We are also aware of the wonderful legacy of significant land, some of which is vastly under-utilised. We want to be good stewards of our property and will be investigating ways of better using these resources, possibly seeking how some development may help fund further ministry or capital works.


We are conscious of the need to promote giving that is sacrificial and generous. Though our budget year by year increases, the opportunities for ministry continue to abound. In the budget before us this year we have increased the hours for Ben and added a staff role for his wife Ivy so that they share one full-time position in heading up our bi-lingual ministry for Chinese youth and young adults. This is a very strategic area of ministry. We have also slightly expanded Matt’s hours as children’s minister.


We are also hoping next year to fill the Pastoral Care Coordinator’s role most recently held by Ainslee. Pastoral Care to older people will be a growing need at HTD.


As well, our budget has increased the percentage given to mission support. I believe our budget is responsible, challenging, ministry focused. I urge generosity and increased giving.


What is Expected of an HTD Member?


We want HTD members to be excited about the ministry and vision of HTD. We want members to be engaged in praying, giving, serving, growing, reaching out, and extending God’s kingdom through HTD. We want HTD members to take initiative in ministry and mission.


We want to encourage HTD members to use their gifts in promoting the gospel within the life of HTD but also in daily life, workplaces, schools and campuses, in family life and even in other places.


We want to encourage HTD members to be generous net-givers of ministry. That means that HTD members will receive ministry from HTD in sermons, Bible study groups and from fellowship here. However they will also be givers of ministry, bearing witness to the gospel, serving in various ways, promoting the gospel in appropriate ways.


Therefore we want to cultivate a selfless culture rather than a selfish culture at HTD. Not everyone will receive the attention they want but because of our commitment to the gospel, we will share in giving of ourselves, losing some comfort perhaps, for the sake of the lost world needing the gospel.

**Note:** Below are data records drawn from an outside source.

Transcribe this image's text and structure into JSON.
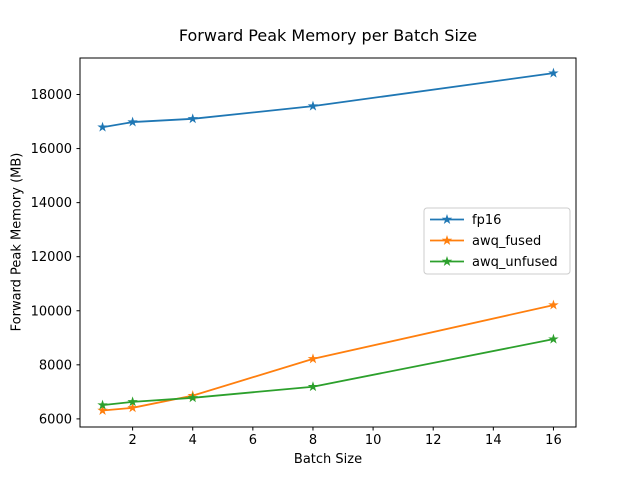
{
  "chart_data": {
    "type": "line",
    "title": "Forward Peak Memory per Batch Size",
    "xlabel": "Batch Size",
    "ylabel": "Forward Peak Memory (MB)",
    "x": [
      1,
      2,
      4,
      8,
      16
    ],
    "series": [
      {
        "name": "fp16",
        "color": "#1f77b4",
        "values": [
          16790,
          16980,
          17100,
          17570,
          18790
        ]
      },
      {
        "name": "awq_fused",
        "color": "#ff7f0e",
        "values": [
          6310,
          6410,
          6860,
          8220,
          10210
        ]
      },
      {
        "name": "awq_unfused",
        "color": "#2ca02c",
        "values": [
          6510,
          6630,
          6780,
          7190,
          8950
        ]
      }
    ],
    "marker": "star",
    "xlim": [
      0.25,
      16.75
    ],
    "ylim": [
      5700,
      19350
    ],
    "xticks": [
      2,
      4,
      6,
      8,
      10,
      12,
      14,
      16
    ],
    "yticks": [
      6000,
      8000,
      10000,
      12000,
      14000,
      16000,
      18000
    ],
    "grid": false,
    "legend_position": "center right",
    "legend_border_color": "#cccccc",
    "axes_color": "#000000",
    "background": "#ffffff"
  }
}
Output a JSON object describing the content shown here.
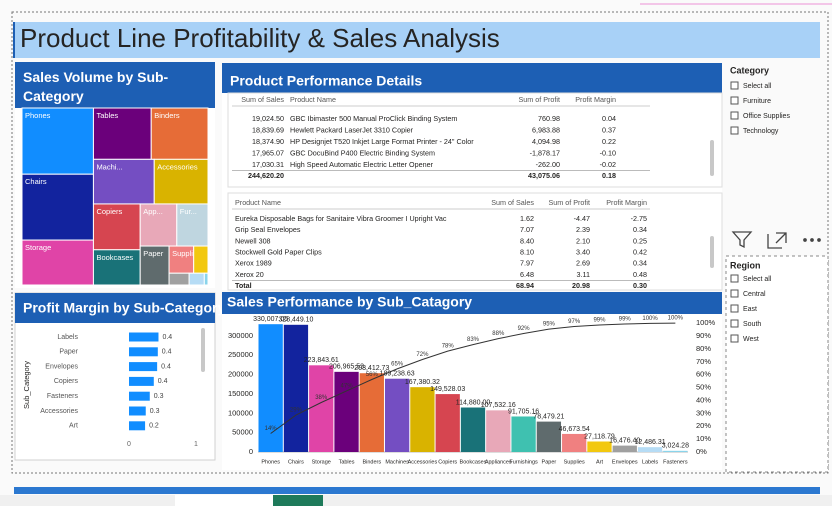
{
  "dashboard": {
    "title": "Product Line Profitability & Sales Analysis"
  },
  "chart_data": [
    {
      "type": "treemap",
      "title": "Sales Volume by Sub-Category",
      "categories": [
        "Phones",
        "Chairs",
        "Storage",
        "Tables",
        "Binders",
        "Machi...",
        "Accessories",
        "Copiers",
        "Bookcases",
        "App...",
        "Fur...",
        "Paper",
        "Suppli...",
        null,
        null,
        null,
        null
      ],
      "values": [
        330007.05,
        328449.1,
        223843.61,
        206965.53,
        203412.73,
        189238.63,
        167380.32,
        149528.03,
        114880.0,
        107532.16,
        91705.16,
        78479.21,
        46673.54,
        27118.79,
        16476.4,
        12486.31,
        3024.28
      ],
      "colors": [
        "#118DFF",
        "#12239E",
        "#E044A7",
        "#6B007B",
        "#E66C37",
        "#744EC2",
        "#D9B300",
        "#D64550",
        "#197278",
        "#E8A8B8",
        "#BFD6E0",
        "#5F6B6D",
        "#F08080",
        "#F2C80F",
        "#A0A0A0",
        "#B6DCF5",
        "#8AD4EB"
      ]
    },
    {
      "type": "barh",
      "title": "Profit Margin by Sub-Category",
      "y_label": "Sub_Category",
      "categories": [
        "Labels",
        "Paper",
        "Envelopes",
        "Copiers",
        "Fasteners",
        "Accessories",
        "Art"
      ],
      "values": [
        0.44,
        0.43,
        0.42,
        0.37,
        0.31,
        0.25,
        0.24
      ],
      "value_labels": [
        "0.4",
        "0.4",
        "0.4",
        "0.4",
        "0.3",
        "0.3",
        "0.2"
      ],
      "color": "#118DFF",
      "xlim": [
        0,
        1
      ],
      "xticks": [
        0,
        1
      ]
    },
    {
      "type": "pareto",
      "title": "Sales Performance by Sub_Catagory",
      "categories": [
        "Phones",
        "Chairs",
        "Storage",
        "Tables",
        "Binders",
        "Machines",
        "Accessories",
        "Copiers",
        "Bookcases",
        "Appliances",
        "Furnishings",
        "Paper",
        "Supplies",
        "Art",
        "Envelopes",
        "Labels",
        "Fasteners"
      ],
      "series": [
        {
          "values": [
            330007.05,
            328449.1,
            223843.61,
            206965.53,
            203412.73,
            189238.63,
            167380.32,
            149528.03,
            114880.0,
            107532.16,
            91705.16,
            78479.21,
            46673.54,
            27118.79,
            16476.4,
            12486.31,
            3024.28
          ],
          "value_labels": [
            "330,007.05",
            "328,449.10",
            "223,843.61",
            "206,965.53",
            "203,412.73",
            "189,238.63",
            "167,380.32",
            "149,528.03",
            "114,880.00",
            "107,532.16",
            "91,705.16",
            "78,479.21",
            "46,673.54",
            "27,118.79",
            "16,476.40",
            "12,486.31",
            "3,024.28"
          ],
          "colors": [
            "#118DFF",
            "#12239E",
            "#E044A7",
            "#6B007B",
            "#E66C37",
            "#744EC2",
            "#D9B300",
            "#D64550",
            "#197278",
            "#E8A8B8",
            "#3FC1B0",
            "#5F6B6D",
            "#F08080",
            "#F2C80F",
            "#A0A0A0",
            "#B6DCF5",
            "#8AD4EB"
          ]
        },
        {
          "axis": "y2",
          "color": "#333333",
          "values": [
            14.37,
            28.66,
            38.41,
            47.42,
            56.27,
            64.51,
            71.8,
            78.31,
            83.31,
            87.99,
            91.98,
            95.4,
            97.43,
            98.61,
            99.33,
            99.87,
            100
          ],
          "value_labels": [
            "14%",
            "29%",
            "38%",
            "47%",
            "56%",
            "65%",
            "72%",
            "78%",
            "83%",
            "88%",
            "92%",
            "95%",
            "97%",
            "99%",
            "99%",
            "100%",
            "100%"
          ]
        }
      ],
      "ylim": [
        0,
        346000
      ],
      "yticks": [
        0,
        50000,
        100000,
        150000,
        200000,
        250000,
        300000
      ],
      "y2lim": [
        0,
        104
      ],
      "y2ticks": [
        {
          "value": 0,
          "label": "0%"
        },
        {
          "value": 10,
          "label": "10%"
        },
        {
          "value": 20,
          "label": "20%"
        },
        {
          "value": 30,
          "label": "30%"
        },
        {
          "value": 40,
          "label": "40%"
        },
        {
          "value": 50,
          "label": "50%"
        },
        {
          "value": 60,
          "label": "60%"
        },
        {
          "value": 70,
          "label": "70%"
        },
        {
          "value": 80,
          "label": "80%"
        },
        {
          "value": 90,
          "label": "90%"
        },
        {
          "value": 100,
          "label": "100%"
        }
      ]
    }
  ],
  "product_details": {
    "title": "Product Performance Details",
    "top_table": {
      "columns": [
        "Sum of Sales",
        "Product Name",
        "Sum of Profit",
        "Profit Margin"
      ],
      "rows": [
        [
          "19,024.50",
          "GBC Ibimaster 500 Manual ProClick Binding System",
          "760.98",
          "0.04"
        ],
        [
          "18,839.69",
          "Hewlett Packard LaserJet 3310 Copier",
          "6,983.88",
          "0.37"
        ],
        [
          "18,374.90",
          "HP Designjet T520 Inkjet Large Format Printer - 24\" Color",
          "4,094.98",
          "0.22"
        ],
        [
          "17,965.07",
          "GBC DocuBind P400 Electric Binding System",
          "-1,878.17",
          "-0.10"
        ],
        [
          "17,030.31",
          "High Speed Automatic Electric Letter Opener",
          "-262.00",
          "-0.02"
        ]
      ],
      "total": [
        "244,620.20",
        null,
        "43,075.06",
        "0.18"
      ]
    },
    "bottom_table": {
      "columns": [
        "Product Name",
        "Sum of Sales",
        "Sum of Profit",
        "Profit Margin"
      ],
      "rows": [
        [
          "Eureka Disposable Bags for Sanitaire Vibra Groomer I Upright Vac",
          "1.62",
          "-4.47",
          "-2.75"
        ],
        [
          "Grip Seal Envelopes",
          "7.07",
          "2.39",
          "0.34"
        ],
        [
          "Newell 308",
          "8.40",
          "2.10",
          "0.25"
        ],
        [
          "Stockwell Gold Paper Clips",
          "8.10",
          "3.40",
          "0.42"
        ],
        [
          "Xerox 1989",
          "7.97",
          "2.69",
          "0.34"
        ],
        [
          "Xerox 20",
          "6.48",
          "3.11",
          "0.48"
        ]
      ],
      "total": [
        "Total",
        "68.94",
        "20.98",
        "0.30"
      ]
    }
  },
  "category_slicer": {
    "title": "Category",
    "options": [
      "Select all",
      "Furniture",
      "Office Supplies",
      "Technology"
    ]
  },
  "region_slicer": {
    "title": "Region",
    "options": [
      "Select all",
      "Central",
      "East",
      "South",
      "West"
    ]
  }
}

So we want to encourage HTD members to generosity in paying the cost of being in a church where we weeks to give beyond ourselves and grow, even beyond comfort levels, for the sake of the gospel and the glory of God.


This Vision 2022 process has highlighted a goal for HTD beyond those goals we have had for recent years. Our goals ought not simply be regarding ourselves as a church. Our goals need to recognise that our own congregations are not ends in themselves but are means to the end of growing the kingdom of God and serving the gospel beyond HTD.


Thus we want HTD to be excited participants in a kingdom ministry where HTD is used of God in his gospel purposes. In casting this vision, we are not seeking to be boastful of our own ministry nor claiming to be more than we are. However we see the danger of becoming inward-looking and we are excited about extending our ministry as much and as strategically as we can.


If HTD members are to be captivated by this vision, they will first and foremost be captivated by the Lord Jesus Christ. When our delight is firmly fixed in Jesus, then the cost of following him is willingly and joyfully borne. When our satisfaction and joy is found primarily in him, then the discomfort of serving him is willingly embraced.